More than 50 students, like 17-year-old Bella Cooper, are part of the college’s social justice committee, and work alongside Zonta Club of Brisbane East’s Ros Kinder, to provide comfort to women in the post-operative phase of breast surgery.

Mrs Kinder, the club’s secretary, said the college was the only school to participate in service projects with the Zonta Brisbane East Club, with cushions made for patients at two Mater hospitals in South Brisbane, and Mater Private Hospital Redland.

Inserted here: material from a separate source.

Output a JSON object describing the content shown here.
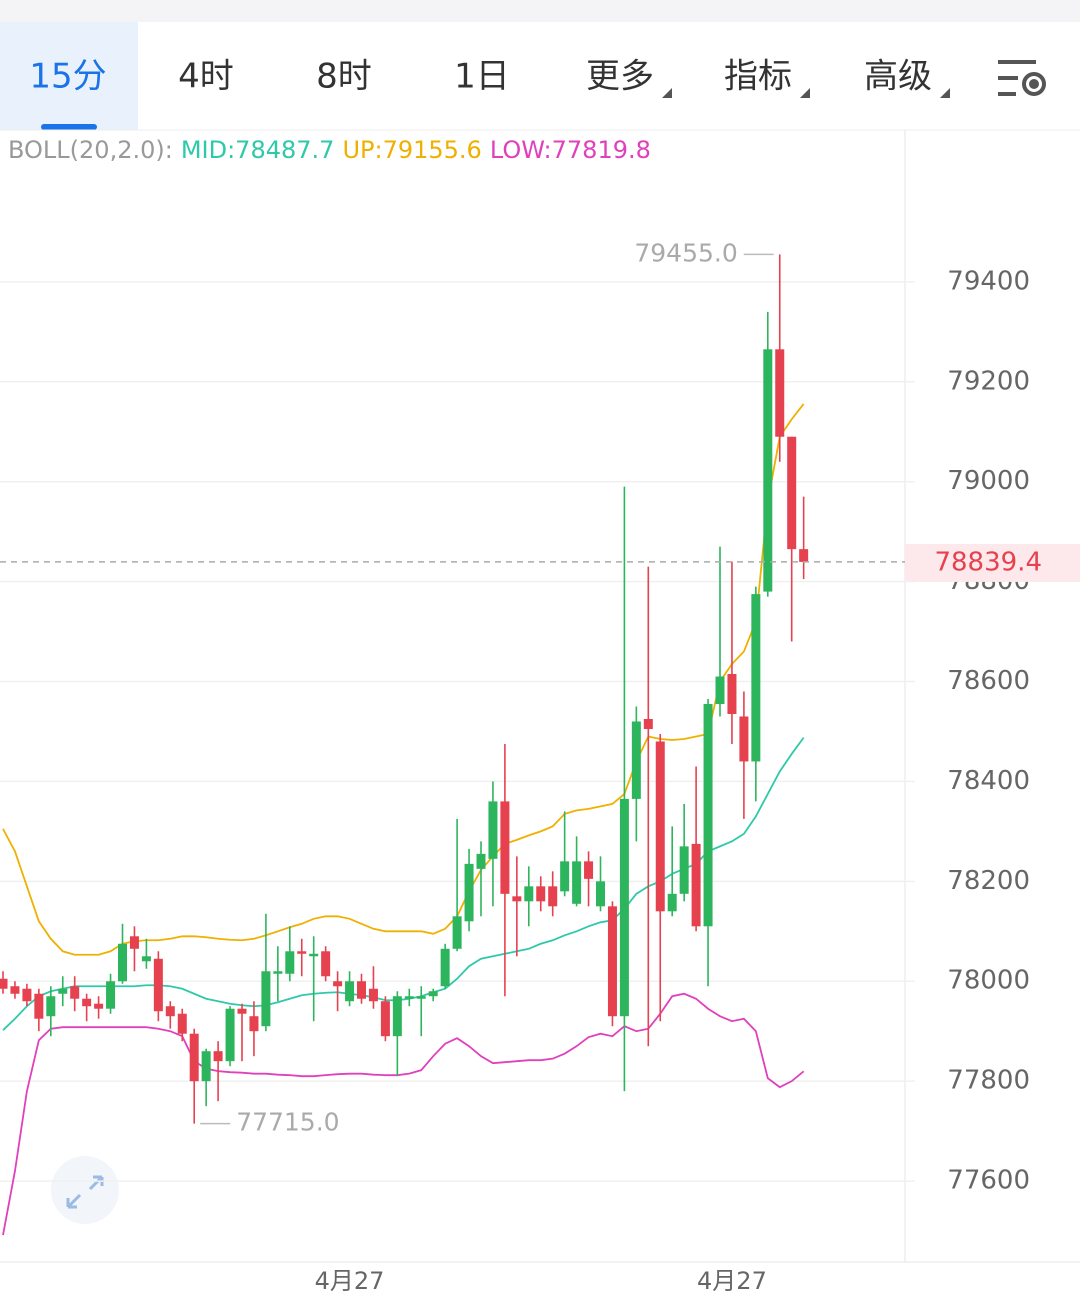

“Our partnership stemmed from one of our members having students at the college and has continued for the past two years,” she said.

For Bella, knowing her own grandmother has battled through breast cancer has made the project “extra special”.

“While I was not yet born when she was first diagnosed, I have seen how strong she has become,” Bella said.

“I enjoy making the breast cushions as it allows me to contribute my skills, time and energy to a great cause, and provide support to people who need it.”

Mater Private Hospital Brisbane Clinical Nurse Consultant Ashleigh Mondolo said surgical scars were often tender in the post-operative phase of breast cancer treatment, and swelling in the arm pit was common.

“The breast care cushions are a gentle edition to recovery - my patients absolutely love them,” Ms Mondolo said.

She said the cushions were a turning point for many breast cancer patients, helping them to feel more positive following mastectomies and protecting surgical incision areas during the healing process.

Mrs Kinder, of Manly West, said male and female students had been participating in the project for the past 12 months.

“They volunteer their time and, so far, have contributed to the 5500 cushions donated annually by Zonta Clubs to hospitals across Queensland,” she said.

Cannon Hill Anglican College social justice coordinator Marion Rutter said she was proud of the students who gave up their own time to help others in need.

“Many of the students and staff at the school have been impacted by breast cancer with friends and family diagnosed,” Ms Rutter said.

“The students who help make the cushions show compassion for others and work as a team which is really important.”